CITTA' DEL VATICANO, 5 DIC. 2002 (VIS). Padre Ciro Benedettini, C.P., Vice Direttore della Sala Stampa della Santa Sede, ha rilasciato la dichiarazione che segue relativa alla catalogazione elettronica dell'Archivio Storico della Congregazione per la Dottrina della Fede, finanziata dal Ministero Italiano per i Beni Culturali:

  "Stamane Sua Eccellenza Monsignor Tarcisio Bertone, Segretario della Congregazione per la Dottrina della Fede, e il Professor Salvatore Italia, Direttore Generale per gli Archivi del Ministero Italiano per i Beni e le Attività Culturali, hanno siglato un accordo di collaborazione per la catalogazione elettronica dell'Archivio storico del Dicastero vaticano, costituito dai fondi delle antiche Congregazioni del Santo Officio e dell'Indice dei Libri Proibiti, nonché di quello del Tribunale dell'Inquisizione di Siena".

  "L'Archivio fu ufficialmente aperto alla consultazione degli studiosi il 22 gennaio 1998, suscitando un notevole interesse fra gli storici di tutto il mondo. L'accordo oggi firmato consentirà di completare, in quattro anni, un ambizioso progetto di catalogazione e inventariazione elettronica dei menzionati fondi, già felicemente iniziato da una équipe di giovani archivisti, i quali hanno finora schedato più di 2.500 unità, tra faldoni, filze, registri, pergamene, disegni, incisioni e documenti vari, che vanno dalla metà del Cinquecento fino ai primi anni del Novecento, e spaziano in un amplissimo ambito di competenze ed argomenti, il che rende lo studio di tali fondi imprescindibile per la conoscenza della storia e della cultura italiana, europea e universale dell'Era moderna".

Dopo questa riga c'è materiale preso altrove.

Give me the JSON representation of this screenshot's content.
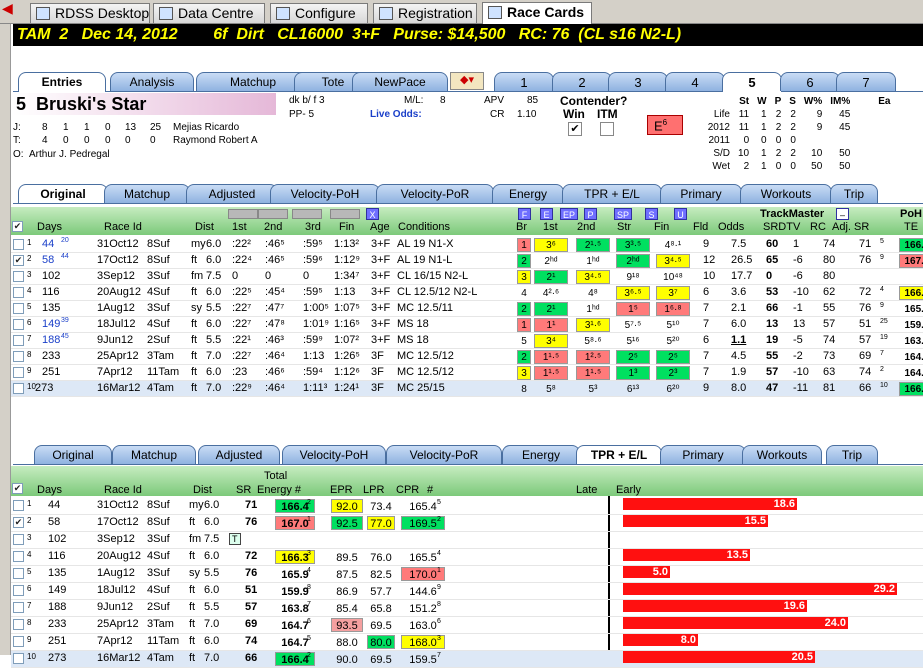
{
  "app_tabs": [
    {
      "label": "RDSS Desktop"
    },
    {
      "label": "Data Centre"
    },
    {
      "label": "Configure"
    },
    {
      "label": "Registration"
    },
    {
      "label": "Race Cards"
    }
  ],
  "header": "TAM  2   Dec 14, 2012        6f  Dirt   CL16000  3+F   Purse: $14,500   RC: 76  (CL s16 N2-L)",
  "upper_tabs": [
    "Entries",
    "Analysis",
    "Matchup",
    "Tote",
    "NewPace"
  ],
  "race_tabs": [
    "1",
    "2",
    "3",
    "4",
    "5",
    "6",
    "7"
  ],
  "horse": {
    "pp": "5",
    "name": "Bruski's Star",
    "color": "dk b/ f 3",
    "pp_label": "PP- 5",
    "ml_label": "M/L:",
    "ml": "8",
    "live_odds": "Live Odds:",
    "apv_label": "APV",
    "apv": "85",
    "cr_label": "CR",
    "cr": "1.10",
    "contender": "Contender?",
    "win": "Win",
    "itm": "ITM",
    "e_badge": "E",
    "e_num": "6",
    "j_label": "J:",
    "j_stats": [
      "8",
      "1",
      "1",
      "0",
      "13",
      "25"
    ],
    "jockey": "Mejias Ricardo",
    "t_label": "T:",
    "t_stats": [
      "4",
      "0",
      "0",
      "0",
      "0",
      "0"
    ],
    "trainer": "Raymond Robert A",
    "o_label": "O:",
    "owner": "Arthur J. Pedregal"
  },
  "record": {
    "headers": [
      "",
      "St",
      "W",
      "P",
      "S",
      "W%",
      "IM%",
      "Ea"
    ],
    "rows": [
      [
        "Life",
        "11",
        "1",
        "2",
        "2",
        "9",
        "45"
      ],
      [
        "2012",
        "11",
        "1",
        "2",
        "2",
        "9",
        "45"
      ],
      [
        "2011",
        "0",
        "0",
        "0",
        "0",
        "",
        ""
      ],
      [
        "S/D",
        "10",
        "1",
        "2",
        "2",
        "10",
        "50"
      ],
      [
        "Wet",
        "2",
        "1",
        "0",
        "0",
        "50",
        "50"
      ]
    ]
  },
  "mid_tabs": [
    "Original",
    "Matchup",
    "Adjusted",
    "Velocity-PoH",
    "Velocity-PoR",
    "Energy",
    "TPR + E/L",
    "Primary",
    "Workouts",
    "Trip"
  ],
  "pp_headers": {
    "days": "Days",
    "race_id": "Race Id",
    "dist": "Dist",
    "c1": "1st",
    "c2": "2nd",
    "c3": "3rd",
    "fin": "Fin",
    "age": "Age",
    "cond": "Conditions",
    "br": "Br",
    "f1": "1st",
    "f2": "2nd",
    "str": "Str",
    "ffin": "Fin",
    "fld": "Fld",
    "odds": "Odds",
    "srdtv": "SRDTV",
    "rc": "RC",
    "adjsr": "Adj. SR",
    "tm": "TrackMaster",
    "poh": "PoH",
    "te": "TE",
    "x": "X",
    "fh": [
      "F",
      "E",
      "EP",
      "P",
      "SP",
      "S",
      "U"
    ]
  },
  "pp_rows": [
    {
      "n": "1",
      "days": "44",
      "sup": "20",
      "date": "31Oct12",
      "race": "8Suf",
      "cond": "my",
      "dist": "6.0",
      "t1": ":22²",
      "t2": ":46⁵",
      "t3": ":59⁵",
      "fin": "1:13²",
      "age": "3+F",
      "cls": "AL 19 N1-X",
      "br": "1",
      "f1": "3⁶",
      "f2": "2¹·⁵",
      "str": "3³·⁵",
      "ffin": "4⁸·¹",
      "fld": "9",
      "odds": "7.5",
      "sr": "60",
      "dtv": "1",
      "rc": "74",
      "adj": "71",
      "adjs": "5",
      "te": "166.4"
    },
    {
      "n": "2",
      "days": "58",
      "sup": "44",
      "date": "17Oct12",
      "race": "8Suf",
      "cond": "ft",
      "dist": "6.0",
      "t1": ":22⁴",
      "t2": ":46⁵",
      "t3": ":59⁶",
      "fin": "1:12⁹",
      "age": "3+F",
      "cls": "AL 19 N1-L",
      "br": "2",
      "f1": "2ʰᵈ",
      "f2": "1ʰᵈ",
      "str": "2ʰᵈ",
      "ffin": "3⁴·⁵",
      "fld": "12",
      "odds": "26.5",
      "sr": "65",
      "dtv": "-6",
      "rc": "80",
      "adj": "76",
      "adjs": "9",
      "te": "167.0"
    },
    {
      "n": "3",
      "days": "102",
      "sup": "",
      "date": "3Sep12",
      "race": "3Suf",
      "cond": "fm",
      "dist": "7.5",
      "t1": "0",
      "t2": "0",
      "t3": "0",
      "fin": "1:34⁷",
      "age": "3+F",
      "cls": "CL 16/15 N2-L",
      "br": "3",
      "f1": "2¹",
      "f2": "3⁴·⁵",
      "str": "9¹⁸",
      "ffin": "10⁴⁸",
      "fld": "10",
      "odds": "17.7",
      "sr": "0",
      "dtv": "-6",
      "rc": "80",
      "adj": "",
      "adjs": "",
      "te": ""
    },
    {
      "n": "4",
      "days": "116",
      "sup": "",
      "date": "20Aug12",
      "race": "4Suf",
      "cond": "ft",
      "dist": "6.0",
      "t1": ":22⁵",
      "t2": ":45⁴",
      "t3": ":59⁵",
      "fin": "1:13",
      "age": "3+F",
      "cls": "CL 12.5/12 N2-L",
      "br": "4",
      "f1": "4²·⁶",
      "f2": "4⁸",
      "str": "3⁶·⁵",
      "ffin": "3⁷",
      "fld": "6",
      "odds": "3.6",
      "sr": "53",
      "dtv": "-10",
      "rc": "62",
      "adj": "72",
      "adjs": "4",
      "te": "166.3"
    },
    {
      "n": "5",
      "days": "135",
      "sup": "",
      "date": "1Aug12",
      "race": "3Suf",
      "cond": "sy",
      "dist": "5.5",
      "t1": ":22⁷",
      "t2": ":47⁷",
      "t3": "1:00⁵",
      "fin": "1:07⁵",
      "age": "3+F",
      "cls": "MC 12.5/11",
      "br": "2",
      "f1": "2¹",
      "f2": "1ʰᵈ",
      "str": "1⁵",
      "ffin": "1⁶·⁸",
      "fld": "7",
      "odds": "2.1",
      "sr": "66",
      "dtv": "-1",
      "rc": "55",
      "adj": "76",
      "adjs": "9",
      "te": "165.9"
    },
    {
      "n": "6",
      "days": "149",
      "sup": "39",
      "date": "18Jul12",
      "race": "4Suf",
      "cond": "ft",
      "dist": "6.0",
      "t1": ":22⁷",
      "t2": ":47⁸",
      "t3": "1:01⁹",
      "fin": "1:16⁵",
      "age": "3+F",
      "cls": "MS 18",
      "br": "1",
      "f1": "1¹",
      "f2": "3¹·⁶",
      "str": "5⁷·⁵",
      "ffin": "5¹⁰",
      "fld": "7",
      "odds": "6.0",
      "sr": "13",
      "dtv": "13",
      "rc": "57",
      "adj": "51",
      "adjs": "25",
      "te": "159.9"
    },
    {
      "n": "7",
      "days": "188",
      "sup": "45",
      "date": "9Jun12",
      "race": "2Suf",
      "cond": "ft",
      "dist": "5.5",
      "t1": ":22¹",
      "t2": ":46³",
      "t3": ":59⁹",
      "fin": "1:07²",
      "age": "3+F",
      "cls": "MS 18",
      "br": "5",
      "f1": "3⁴",
      "f2": "5⁸·⁶",
      "str": "5¹⁶",
      "ffin": "5²⁰",
      "fld": "6",
      "odds": "1.1",
      "sr": "19",
      "dtv": "-5",
      "rc": "74",
      "adj": "57",
      "adjs": "19",
      "te": "163.8"
    },
    {
      "n": "8",
      "days": "233",
      "sup": "",
      "date": "25Apr12",
      "race": "3Tam",
      "cond": "ft",
      "dist": "7.0",
      "t1": ":22⁷",
      "t2": ":46⁴",
      "t3": "1:13",
      "fin": "1:26⁵",
      "age": "3F",
      "cls": "MC 12.5/12",
      "br": "2",
      "f1": "1¹·⁵",
      "f2": "1²·⁵",
      "str": "2⁵",
      "ffin": "2⁵",
      "fld": "7",
      "odds": "4.5",
      "sr": "55",
      "dtv": "-2",
      "rc": "73",
      "adj": "69",
      "adjs": "7",
      "te": "164.7"
    },
    {
      "n": "9",
      "days": "251",
      "sup": "",
      "date": "7Apr12",
      "race": "11Tam",
      "cond": "ft",
      "dist": "6.0",
      "t1": ":23",
      "t2": ":46⁶",
      "t3": ":59⁴",
      "fin": "1:12⁶",
      "age": "3F",
      "cls": "MC 12.5/12",
      "br": "3",
      "f1": "1¹·⁵",
      "f2": "1¹·⁵",
      "str": "1³",
      "ffin": "2³",
      "fld": "7",
      "odds": "1.9",
      "sr": "57",
      "dtv": "-10",
      "rc": "63",
      "adj": "74",
      "adjs": "2",
      "te": "164.7"
    },
    {
      "n": "10",
      "days": "273",
      "sup": "",
      "date": "16Mar12",
      "race": "4Tam",
      "cond": "ft",
      "dist": "7.0",
      "t1": ":22⁹",
      "t2": ":46⁴",
      "t3": "1:11³",
      "fin": "1:24¹",
      "age": "3F",
      "cls": "MC 25/15",
      "br": "8",
      "f1": "5⁸",
      "f2": "5³",
      "str": "6¹³",
      "ffin": "6²⁰",
      "fld": "9",
      "odds": "8.0",
      "sr": "47",
      "dtv": "-11",
      "rc": "81",
      "adj": "66",
      "adjs": "10",
      "te": "166.4"
    }
  ],
  "lower_headers": {
    "days": "Days",
    "race_id": "Race Id",
    "dist": "Dist",
    "sr": "SR",
    "total": "Total",
    "energy": "Energy #",
    "epr": "EPR",
    "lpr": "LPR",
    "cpr": "CPR",
    "hash": "#",
    "late": "Late",
    "early": "Early"
  },
  "lower_rows": [
    {
      "n": "1",
      "days": "44",
      "date": "31Oct12",
      "race": "8Suf",
      "cond": "my",
      "dist": "6.0",
      "sr": "71",
      "en": "166.4",
      "enr": "2",
      "epr": "92.0",
      "lpr": "73.4",
      "cpr": "165.4",
      "cr": "5",
      "early": 18.6
    },
    {
      "n": "2",
      "days": "58",
      "date": "17Oct12",
      "race": "8Suf",
      "cond": "ft",
      "dist": "6.0",
      "sr": "76",
      "en": "167.0",
      "enr": "1",
      "epr": "92.5",
      "lpr": "77.0",
      "cpr": "169.5",
      "cr": "2",
      "early": 15.5
    },
    {
      "n": "3",
      "days": "102",
      "date": "3Sep12",
      "race": "3Suf",
      "cond": "fm",
      "dist": "7.5",
      "sr": "",
      "en": "",
      "enr": "",
      "epr": "",
      "lpr": "",
      "cpr": "",
      "cr": "",
      "early": null
    },
    {
      "n": "4",
      "days": "116",
      "date": "20Aug12",
      "race": "4Suf",
      "cond": "ft",
      "dist": "6.0",
      "sr": "72",
      "en": "166.3",
      "enr": "3",
      "epr": "89.5",
      "lpr": "76.0",
      "cpr": "165.5",
      "cr": "4",
      "early": 13.5
    },
    {
      "n": "5",
      "days": "135",
      "date": "1Aug12",
      "race": "3Suf",
      "cond": "sy",
      "dist": "5.5",
      "sr": "76",
      "en": "165.9",
      "enr": "4",
      "epr": "87.5",
      "lpr": "82.5",
      "cpr": "170.0",
      "cr": "1",
      "early": 5.0
    },
    {
      "n": "6",
      "days": "149",
      "date": "18Jul12",
      "race": "4Suf",
      "cond": "ft",
      "dist": "6.0",
      "sr": "51",
      "en": "159.9",
      "enr": "8",
      "epr": "86.9",
      "lpr": "57.7",
      "cpr": "144.6",
      "cr": "9",
      "early": 29.2
    },
    {
      "n": "7",
      "days": "188",
      "date": "9Jun12",
      "race": "2Suf",
      "cond": "ft",
      "dist": "5.5",
      "sr": "57",
      "en": "163.8",
      "enr": "7",
      "epr": "85.4",
      "lpr": "65.8",
      "cpr": "151.2",
      "cr": "8",
      "early": 19.6
    },
    {
      "n": "8",
      "days": "233",
      "date": "25Apr12",
      "race": "3Tam",
      "cond": "ft",
      "dist": "7.0",
      "sr": "69",
      "en": "164.7",
      "enr": "6",
      "epr": "93.5",
      "lpr": "69.5",
      "cpr": "163.0",
      "cr": "6",
      "early": 24.0
    },
    {
      "n": "9",
      "days": "251",
      "date": "7Apr12",
      "race": "11Tam",
      "cond": "ft",
      "dist": "6.0",
      "sr": "74",
      "en": "164.7",
      "enr": "5",
      "epr": "88.0",
      "lpr": "80.0",
      "cpr": "168.0",
      "cr": "3",
      "early": 8.0
    },
    {
      "n": "10",
      "days": "273",
      "date": "16Mar12",
      "race": "4Tam",
      "cond": "ft",
      "dist": "7.0",
      "sr": "66",
      "en": "166.4",
      "enr": "2",
      "epr": "90.0",
      "lpr": "69.5",
      "cpr": "159.5",
      "cr": "7",
      "early": 20.5
    }
  ],
  "colors": {
    "header_bg": "#000000",
    "header_fg": "#ffff00",
    "bar": "#ff1010",
    "green_hdr": "#7cc97a"
  }
}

  "L'accordo firmato consolida quindi una felice sintonia fra le due Amministrazioni nel comune impegno per la salvaguardia, la conoscenza e la fruizione dei beni culturali, al servizio di un più pieno sviluppo del bene dell'uomo e della convivenza civile".
OP/ARCHIVIAZIONE ELETTRONICA:CDF/BENEDETTINI  VIS 20021205 (270)

UNIVERSITÀ CATTOLICHE: DARE TESTIMONIANZA DI FEDE


CITTA' DEL VATICANO, 5 DIC. 2002 (VIS). Il Papa ha ricevuto questa mattina i partecipanti alla Conferenza Internazionale promossa dalla Congregazione per l'Educazione Cattolica e dalla Federazione Internazionale delle Università Cattoliche, sul tema: "La globalizzazione e l'Università Cattolica".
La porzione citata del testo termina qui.